Kidnapping, in criminal law, offense involving taking and conveying away a person against his or her will, either by force, fraud, or intimidation. Originally the word applied only to the abduction of children, but early in English law it was employed to designate the same offense with regard to adults. Formerly, in common law, the offense of kidnapping was confined to the taking of persons from their own to another country, but such a restriction does not exist in the common law today.
In most of the U.S. the crime of kidnapping is defined by statute. Merely enticing a competent adult away is not sufficient to constitute the crime. The crime can only exist when an abduction is carried out against the will of the person, either actually or constructively. For example, inducing a laborer to go to a distant place to work, by holding out extravagant promises that the employer does not intend to fulfill, does not come within the scope of this crime; but getting a sailor intoxicated and taking him aboard a strange ship, with design to detain him until the vessel is under way, and then to persuade or coerce him to serve as a seaman, has been held to constitute kidnapping.

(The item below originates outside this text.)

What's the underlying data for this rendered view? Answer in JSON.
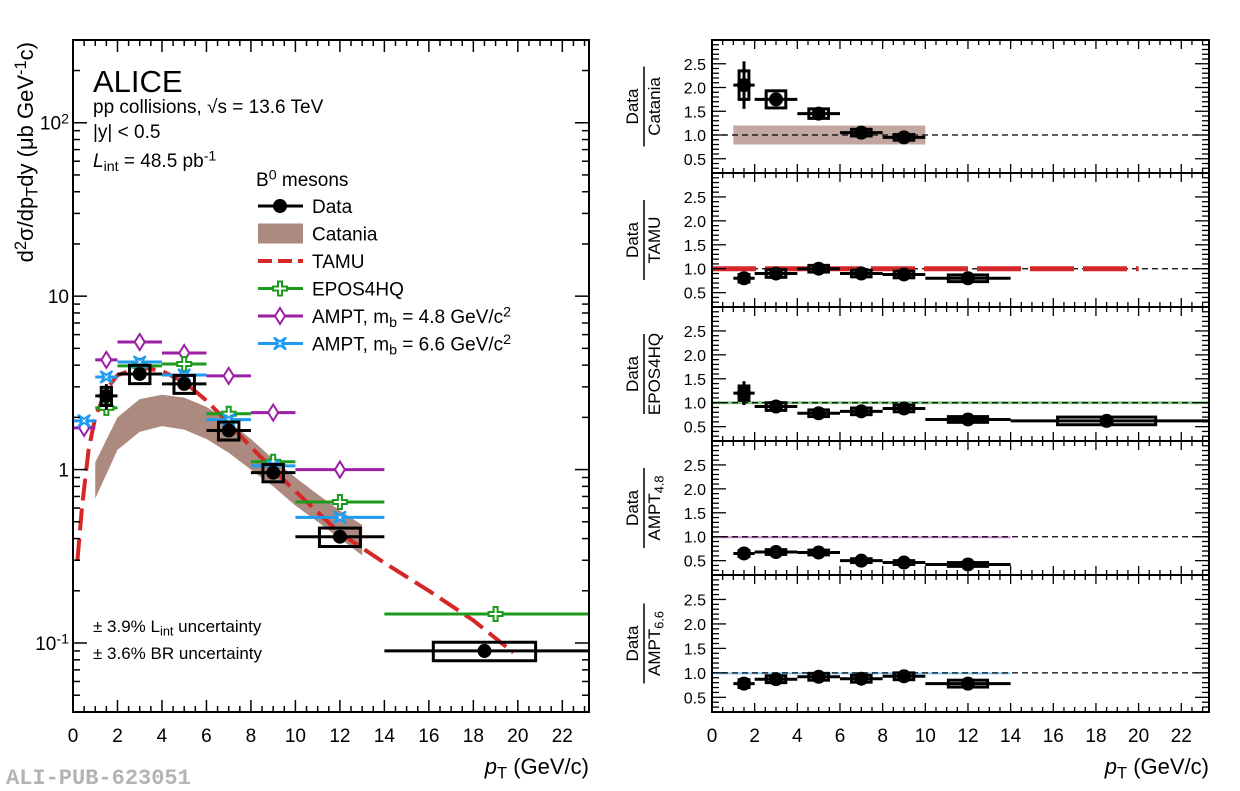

Kidnapping is also committed if the consent to such removal is induced by fraud, or if the victim is legally incompetent to give a valid consent, as in the case of a young child or of a feeble-minded person. The essential elements of kidnapping and of false imprisonment are about the same, except that the former includes, in addition to a detention, the act of carrying away the victim to another place, usually for the purpose of avoiding discovery.
The penalty for kidnapping is generally severe in the U.S., and most states also make it a crime to attempt or conspire to commit a kidnapping. A federal law, popularly known as the Lindbergh Act, which was enacted in 1932 after the kidnapping of the child of the American aviator Charles Lindbergh, makes it a federal crime, punishable by life imprisonment, to kidnap a person and transport that person to another state. This law was amended in 1934 making conspiracy to commit a kidnapping also a federal crime. In 1968 the U.S. Supreme Court invalidated that section of the Lindbergh Act that gave the jury the power to recommend the death penalty for kidnapping.
A person legally entrusted with the custody of another may not, of course, be guilty of kidnapping that person. A parent, however, may be guilty of kidnapping his or her own child if custody of the child has been given to another by court order or decree. When the parents have separated without legal decree, one may take the child from the other even by trick or deception, without committing the offense of kidnapping.